Ok, yes, I understand that anything interesting we find in the wild must have arisen by evolution, and hence that it must be evolvable. But I understood your reference to "engineering" to mean "designed by an intelligent human being". In which case, evolvability is rather irrelevant.
You apparently are anthropomorphizing Nature as an engineer. That is OK with me, but please don't imagine that we are not capable of doing some biological nanoscale engineering on our own, making no further use of evolution than to utilize the enzyme systems and ribosomes with which Nature has already presented us.

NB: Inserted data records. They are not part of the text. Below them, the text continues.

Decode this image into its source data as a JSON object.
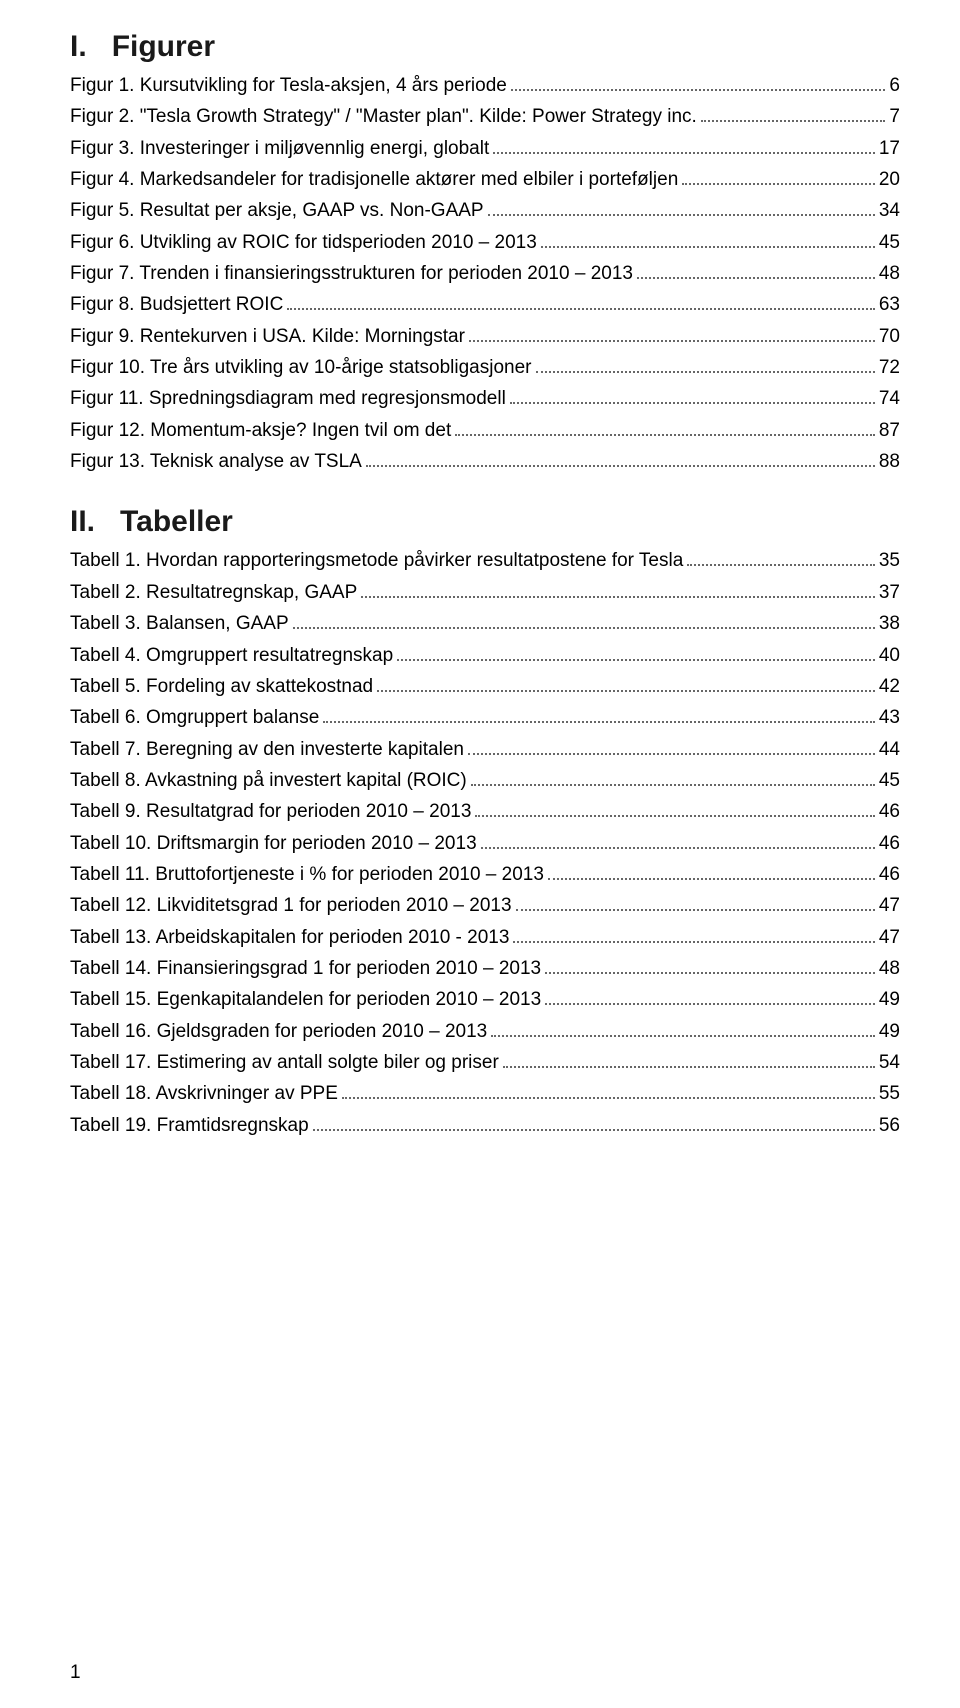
{
  "sections": [
    {
      "roman": "I.",
      "title": "Figurer",
      "entries": [
        {
          "label": "Figur 1. Kursutvikling for Tesla-aksjen, 4 års periode",
          "page": "6"
        },
        {
          "label": "Figur 2. \"Tesla Growth Strategy\" / \"Master plan\". Kilde: Power Strategy inc.",
          "page": "7"
        },
        {
          "label": "Figur 3. Investeringer i miljøvennlig energi, globalt",
          "page": "17"
        },
        {
          "label": "Figur 4. Markedsandeler for tradisjonelle aktører med elbiler i porteføljen",
          "page": "20"
        },
        {
          "label": "Figur 5. Resultat per aksje, GAAP vs. Non-GAAP",
          "page": "34"
        },
        {
          "label": "Figur 6. Utvikling av ROIC for tidsperioden 2010 – 2013",
          "page": "45"
        },
        {
          "label": "Figur 7. Trenden i finansieringsstrukturen for perioden 2010 – 2013",
          "page": "48"
        },
        {
          "label": "Figur 8. Budsjettert ROIC",
          "page": "63"
        },
        {
          "label": "Figur 9. Rentekurven i USA. Kilde: Morningstar",
          "page": "70"
        },
        {
          "label": "Figur 10. Tre års utvikling av 10-årige statsobligasjoner",
          "page": "72"
        },
        {
          "label": "Figur 11. Spredningsdiagram med regresjonsmodell",
          "page": "74"
        },
        {
          "label": "Figur 12. Momentum-aksje? Ingen tvil om det",
          "page": "87"
        },
        {
          "label": "Figur 13. Teknisk analyse av TSLA",
          "page": "88"
        }
      ]
    },
    {
      "roman": "II.",
      "title": "Tabeller",
      "entries": [
        {
          "label": "Tabell 1. Hvordan rapporteringsmetode påvirker resultatpostene for Tesla",
          "page": "35"
        },
        {
          "label": "Tabell 2. Resultatregnskap, GAAP",
          "page": "37"
        },
        {
          "label": "Tabell 3. Balansen, GAAP",
          "page": "38"
        },
        {
          "label": "Tabell 4. Omgruppert resultatregnskap",
          "page": "40"
        },
        {
          "label": "Tabell 5. Fordeling av skattekostnad",
          "page": "42"
        },
        {
          "label": "Tabell 6. Omgruppert balanse",
          "page": "43"
        },
        {
          "label": "Tabell 7. Beregning av den investerte kapitalen",
          "page": "44"
        },
        {
          "label": "Tabell 8. Avkastning på investert kapital (ROIC)",
          "page": "45"
        },
        {
          "label": "Tabell 9. Resultatgrad for perioden 2010 – 2013",
          "page": "46"
        },
        {
          "label": "Tabell 10. Driftsmargin for perioden 2010 – 2013",
          "page": "46"
        },
        {
          "label": "Tabell 11. Bruttofortjeneste i % for perioden 2010 – 2013",
          "page": "46"
        },
        {
          "label": "Tabell 12. Likviditetsgrad 1 for perioden 2010 – 2013",
          "page": "47"
        },
        {
          "label": "Tabell 13. Arbeidskapitalen for perioden 2010 - 2013",
          "page": "47"
        },
        {
          "label": "Tabell 14. Finansieringsgrad 1 for perioden 2010 – 2013",
          "page": "48"
        },
        {
          "label": "Tabell 15. Egenkapitalandelen for perioden 2010 – 2013",
          "page": "49"
        },
        {
          "label": "Tabell 16. Gjeldsgraden for perioden 2010 – 2013",
          "page": "49"
        },
        {
          "label": "Tabell 17. Estimering av antall solgte biler og priser",
          "page": "54"
        },
        {
          "label": "Tabell 18. Avskrivninger av PPE",
          "page": "55"
        },
        {
          "label": "Tabell 19. Framtidsregnskap",
          "page": "56"
        }
      ]
    }
  ],
  "pageNumber": "1"
}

Yes, you're correct, I was anthropomorphizing evolution as an engineer; my "biological" corresponds to your "in the wild".
Indeed. An even bigger constraint is energy consumption - natural life forms operate under absurdly constrained energy budgets compared to machinery, which sharply limits the materials they can be made of and the performance they can deliver.
Like most critics of the molecular manufacturing concept, Jones is attacking a straw man. Yes, Drexler’s initial vision of how to design nano-scale machines was a bit naïve, but we’ve known that since the 1990s and no one is claiming otherwise. The fact that mechanical engineering at the nano scale is different than at the macro scale should surprise no one, but different does not mean impossible (or even more difficult, really). See, for example, the extensive work of Robert Freitas analyzing the actual challenges and opportunities of nano-scale medical engineering.